Where is your hometown?
Englewood, CO

What do you enjoy doing when not at RVU (family life, interests, and hobbies)?
Adventures with my girlfriend and 10-year-old herding dog, climbing mountains via rock faces, descending mountains on skis, enjoying home-cooked meals with friends around a campfire after a long day outside.

What is an interesting or little known fact about you:
I've flown into various ranges of Colorado for mountain rescue via several different helicopter's including A-Stars, Blackhawks and Chinooks.

How long have you been doing research?
This past year has been my first experience conducting research.
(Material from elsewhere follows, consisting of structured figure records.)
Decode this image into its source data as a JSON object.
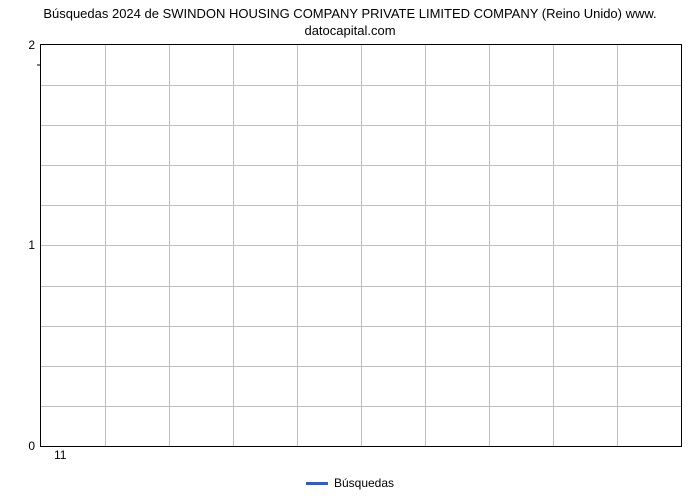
{
  "chart": {
    "type": "line",
    "title_line1": "Búsquedas 2024 de SWINDON HOUSING COMPANY PRIVATE LIMITED COMPANY (Reino Unido) www.",
    "title_line2": "datocapital.com",
    "title_fontsize": 13,
    "title_color": "#000000",
    "background_color": "#ffffff",
    "plot_border_color": "#000000",
    "grid_color": "#bfbfbf",
    "y_axis": {
      "min": 0,
      "max": 2,
      "major_ticks": [
        0,
        1,
        2
      ],
      "minor_grid_count_between": 4,
      "tick_fontsize": 12,
      "minor_tick_at": 1.9
    },
    "x_axis": {
      "tick_labels": [
        "11"
      ],
      "tick_positions_pct": [
        3
      ],
      "grid_lines_count": 10,
      "tick_fontsize": 12
    },
    "series": [
      {
        "name": "Búsquedas",
        "color": "#2b5bd7",
        "line_width": 3,
        "values": []
      }
    ],
    "legend": {
      "position": "bottom-center",
      "items": [
        {
          "label": "Búsquedas",
          "color": "#2b5bd7"
        }
      ],
      "fontsize": 12
    }
  }
}
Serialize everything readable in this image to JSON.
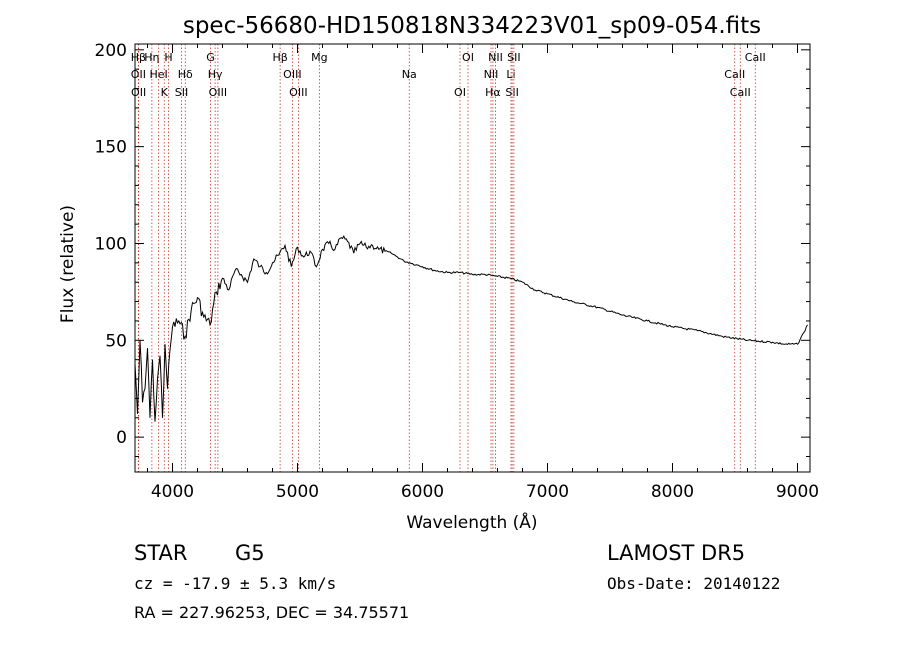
{
  "chart_data": {
    "type": "line",
    "title": "spec-56680-HD150818N334223V01_sp09-054.fits",
    "xlabel": "Wavelength (Å)",
    "ylabel": "Flux (relative)",
    "xlim": [
      3700,
      9100
    ],
    "ylim": [
      -18,
      203
    ],
    "x_ticks": [
      4000,
      5000,
      6000,
      7000,
      8000,
      9000
    ],
    "y_ticks": [
      0,
      50,
      100,
      150,
      200
    ],
    "grid": false,
    "line_color": "#000000",
    "marker_color": "#c0392b",
    "series": [
      {
        "x": [
          3700,
          3720,
          3740,
          3760,
          3780,
          3800,
          3820,
          3840,
          3860,
          3880,
          3900,
          3920,
          3940,
          3960,
          3980,
          4000,
          4050,
          4100,
          4150,
          4200,
          4250,
          4300,
          4350,
          4400,
          4450,
          4500,
          4550,
          4600,
          4650,
          4700,
          4750,
          4800,
          4850,
          4900,
          4950,
          5000,
          5050,
          5100,
          5150,
          5200,
          5250,
          5300,
          5350,
          5400,
          5450,
          5500,
          5550,
          5600,
          5650,
          5700,
          5750,
          5800,
          5850,
          5900,
          5950,
          6000,
          6100,
          6200,
          6300,
          6400,
          6500,
          6600,
          6700,
          6800,
          6900,
          7000,
          7200,
          7400,
          7600,
          7800,
          8000,
          8200,
          8400,
          8600,
          8800,
          8900,
          9000,
          9050,
          9080
        ],
        "y": [
          38,
          12,
          50,
          18,
          25,
          46,
          10,
          40,
          8,
          30,
          42,
          10,
          48,
          25,
          45,
          57,
          60,
          52,
          66,
          72,
          62,
          58,
          75,
          82,
          76,
          86,
          84,
          80,
          92,
          88,
          85,
          90,
          94,
          99,
          88,
          98,
          93,
          96,
          88,
          97,
          100,
          97,
          103,
          101,
          95,
          100,
          98,
          99,
          97,
          96,
          95,
          93,
          91,
          90,
          89,
          88,
          86,
          85,
          85,
          84,
          84,
          83,
          82,
          80,
          76,
          74,
          70,
          67,
          63,
          60,
          57,
          55,
          52,
          50,
          49,
          48,
          48,
          54,
          58
        ]
      }
    ],
    "line_markers": [
      {
        "label": "Hβ",
        "wavelength": 3727
      },
      {
        "label": "OII",
        "wavelength": 3727
      },
      {
        "label": "OII",
        "wavelength": 3729
      },
      {
        "label": "Hη",
        "wavelength": 3835
      },
      {
        "label": "HeI",
        "wavelength": 3889
      },
      {
        "label": "K",
        "wavelength": 3934
      },
      {
        "label": "H",
        "wavelength": 3968
      },
      {
        "label": "Hδ",
        "wavelength": 4102
      },
      {
        "label": "SII",
        "wavelength": 4072
      },
      {
        "label": "G",
        "wavelength": 4304
      },
      {
        "label": "Hγ",
        "wavelength": 4341
      },
      {
        "label": "OIII",
        "wavelength": 4363
      },
      {
        "label": "Hβ",
        "wavelength": 4861
      },
      {
        "label": "OIII",
        "wavelength": 4959
      },
      {
        "label": "OIII",
        "wavelength": 5007
      },
      {
        "label": "Mg",
        "wavelength": 5175
      },
      {
        "label": "Na",
        "wavelength": 5894
      },
      {
        "label": "OI",
        "wavelength": 6300
      },
      {
        "label": "OI",
        "wavelength": 6364
      },
      {
        "label": "NII",
        "wavelength": 6548
      },
      {
        "label": "Hα",
        "wavelength": 6563
      },
      {
        "label": "NII",
        "wavelength": 6584
      },
      {
        "label": "Li",
        "wavelength": 6708
      },
      {
        "label": "SII",
        "wavelength": 6717
      },
      {
        "label": "SII",
        "wavelength": 6731
      },
      {
        "label": "CaII",
        "wavelength": 8498
      },
      {
        "label": "CaII",
        "wavelength": 8542
      },
      {
        "label": "CaII",
        "wavelength": 8662
      }
    ]
  },
  "info": {
    "object_class": "STAR",
    "subclass": "G5",
    "release": "LAMOST DR5",
    "cz": "cz = -17.9 ± 5.3 km/s",
    "obs_date": "Obs-Date: 20140122",
    "coords": "RA = 227.96253, DEC =  34.75571"
  }
}
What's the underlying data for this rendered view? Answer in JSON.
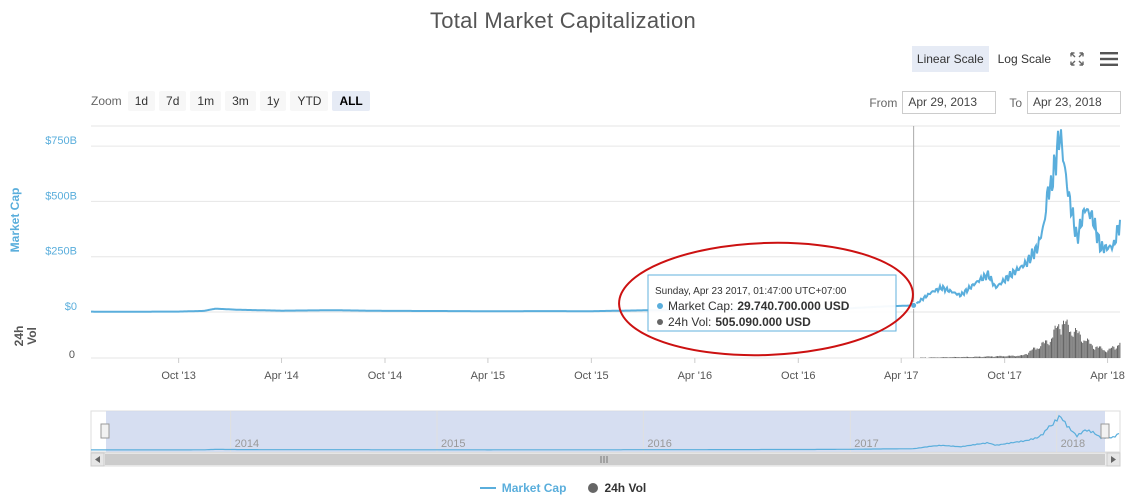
{
  "title": "Total Market Capitalization",
  "scale": {
    "linear": "Linear Scale",
    "log": "Log Scale",
    "active": "linear"
  },
  "zoom": {
    "label": "Zoom",
    "buttons": [
      "1d",
      "7d",
      "1m",
      "3m",
      "1y",
      "YTD",
      "ALL"
    ],
    "active": "ALL"
  },
  "range": {
    "from_label": "From",
    "from": "Apr 29, 2013",
    "to_label": "To",
    "to": "Apr 23, 2018"
  },
  "tooltip": {
    "date": "Sunday, Apr 23 2017, 01:47:00 UTC+07:00",
    "market_cap_label": "Market Cap:",
    "market_cap_value": "29.740.700.000 USD",
    "volume_label": "24h Vol:",
    "volume_value": "505.090.000 USD"
  },
  "legend": {
    "market_cap": "Market Cap",
    "volume": "24h Vol"
  },
  "colors": {
    "market_cap": "#5aaedc",
    "volume": "#666666",
    "annotation": "#cc1111",
    "navigator_fill": "#cfd8ef"
  },
  "chart_data": {
    "type": "line",
    "title": "Total Market Capitalization",
    "xlabel": "",
    "ylabel": "Market Cap",
    "ylabel2": "24h Vol",
    "x_range": [
      "2013-04-29",
      "2018-04-23"
    ],
    "ylim": [
      0,
      850
    ],
    "y_unit": "B USD",
    "y_ticks": [
      "$0",
      "$250B",
      "$500B",
      "$750B"
    ],
    "volume_ticks": [
      "0"
    ],
    "x_ticks": [
      "Oct '13",
      "Apr '14",
      "Oct '14",
      "Apr '15",
      "Oct '15",
      "Apr '16",
      "Oct '16",
      "Apr '17",
      "Oct '17",
      "Apr '18"
    ],
    "navigator_ticks": [
      "2014",
      "2015",
      "2016",
      "2017",
      "2018"
    ],
    "grid": true,
    "legend_position": "bottom-center",
    "series": [
      {
        "name": "Market Cap",
        "x": [
          "2013-04-29",
          "2013-07-01",
          "2013-10-01",
          "2013-11-15",
          "2013-12-05",
          "2014-01-15",
          "2014-04-01",
          "2014-07-01",
          "2014-10-01",
          "2015-01-01",
          "2015-04-01",
          "2015-07-01",
          "2015-10-01",
          "2016-01-01",
          "2016-04-01",
          "2016-07-01",
          "2016-10-01",
          "2017-01-01",
          "2017-03-01",
          "2017-04-23",
          "2017-05-25",
          "2017-06-12",
          "2017-07-15",
          "2017-08-15",
          "2017-09-02",
          "2017-09-15",
          "2017-10-15",
          "2017-11-08",
          "2017-11-28",
          "2017-12-10",
          "2017-12-17",
          "2017-12-22",
          "2018-01-07",
          "2018-01-20",
          "2018-02-06",
          "2018-02-20",
          "2018-03-05",
          "2018-03-20",
          "2018-04-01",
          "2018-04-12",
          "2018-04-23"
        ],
        "values": [
          1.6,
          1.3,
          1.9,
          5,
          15,
          10,
          6,
          8,
          5,
          4.5,
          3.5,
          4,
          3.7,
          7.5,
          7.5,
          10.5,
          11,
          17,
          25,
          29.7,
          90,
          110,
          75,
          140,
          170,
          110,
          175,
          220,
          290,
          400,
          560,
          560,
          810,
          560,
          330,
          470,
          430,
          290,
          290,
          300,
          410
        ]
      },
      {
        "name": "24h Vol",
        "x": [
          "2013-04-29",
          "2016-12-31",
          "2017-04-23",
          "2017-08-15",
          "2017-11-01",
          "2017-12-20",
          "2018-01-07",
          "2018-02-06",
          "2018-03-05",
          "2018-04-01",
          "2018-04-23"
        ],
        "values": [
          0.05,
          0.3,
          0.5,
          2,
          4,
          30,
          60,
          40,
          20,
          12,
          25
        ]
      }
    ]
  }
}
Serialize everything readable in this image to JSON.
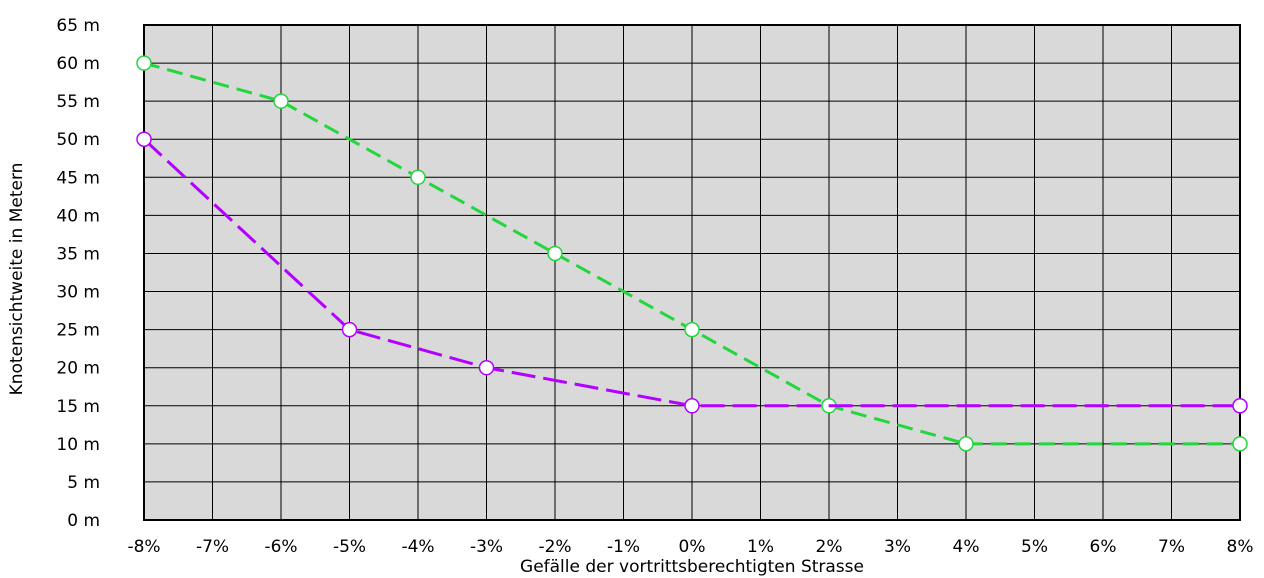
{
  "chart_data": {
    "type": "line",
    "title": "",
    "xlabel": "Gefälle der vortrittsberechtigten Strasse",
    "ylabel": "Knotensichtweite in Metern",
    "x_ticks": [
      -8,
      -7,
      -6,
      -5,
      -4,
      -3,
      -2,
      -1,
      0,
      1,
      2,
      3,
      4,
      5,
      6,
      7,
      8
    ],
    "x_tick_labels": [
      "-8%",
      "-7%",
      "-6%",
      "-5%",
      "-4%",
      "-3%",
      "-2%",
      "-1%",
      "0%",
      "1%",
      "2%",
      "3%",
      "4%",
      "5%",
      "6%",
      "7%",
      "8%"
    ],
    "y_ticks": [
      0,
      5,
      10,
      15,
      20,
      25,
      30,
      35,
      40,
      45,
      50,
      55,
      60,
      65
    ],
    "y_tick_labels": [
      "0 m",
      "5 m",
      "10 m",
      "15 m",
      "20 m",
      "25 m",
      "30 m",
      "35 m",
      "40 m",
      "45 m",
      "50 m",
      "55 m",
      "60 m",
      "65 m"
    ],
    "xlim": [
      -8,
      8
    ],
    "ylim": [
      0,
      65
    ],
    "grid": true,
    "colors": {
      "plot_background": "#d9d9d9",
      "grid": "#000000",
      "frame": "#000000",
      "marker_fill": "#ffffff"
    },
    "series": [
      {
        "color": "#22d63c",
        "x": [
          -8,
          -6,
          -4,
          -2,
          0,
          2,
          4,
          8
        ],
        "y": [
          60,
          55,
          45,
          35,
          25,
          15,
          10,
          10
        ]
      },
      {
        "color": "#b300ff",
        "x": [
          -8,
          -5,
          -3,
          0,
          8
        ],
        "y": [
          50,
          25,
          20,
          15,
          15
        ]
      }
    ]
  }
}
Where did you get your undergraduate? What was your degree?
I received my Bachelors of Art in Philosophy at University of Montana

What type of research are you currently doing at RVU?
My current research looks at the prevalence of traumatic events and Post-traumatic Stress Disorder in professional and recreational alpine sports. Prior to being a student at RVU, I worked and recreated in the mountains. I saw numerous accidents and felt their effects on the communities I lived among. PTSD research over the years has expanded from veterans to include other high risk professions and I wanted to further that research. My research will be published in The Avalanche Review this month.

Anything else you would like to share:
Descartes separated the mind from the body; however, my studies in philosophy and medicine have shown me that the two are more interconnected than we think. As future health care professionals, it is important that we contemplate and treat the whole patient, not just one part.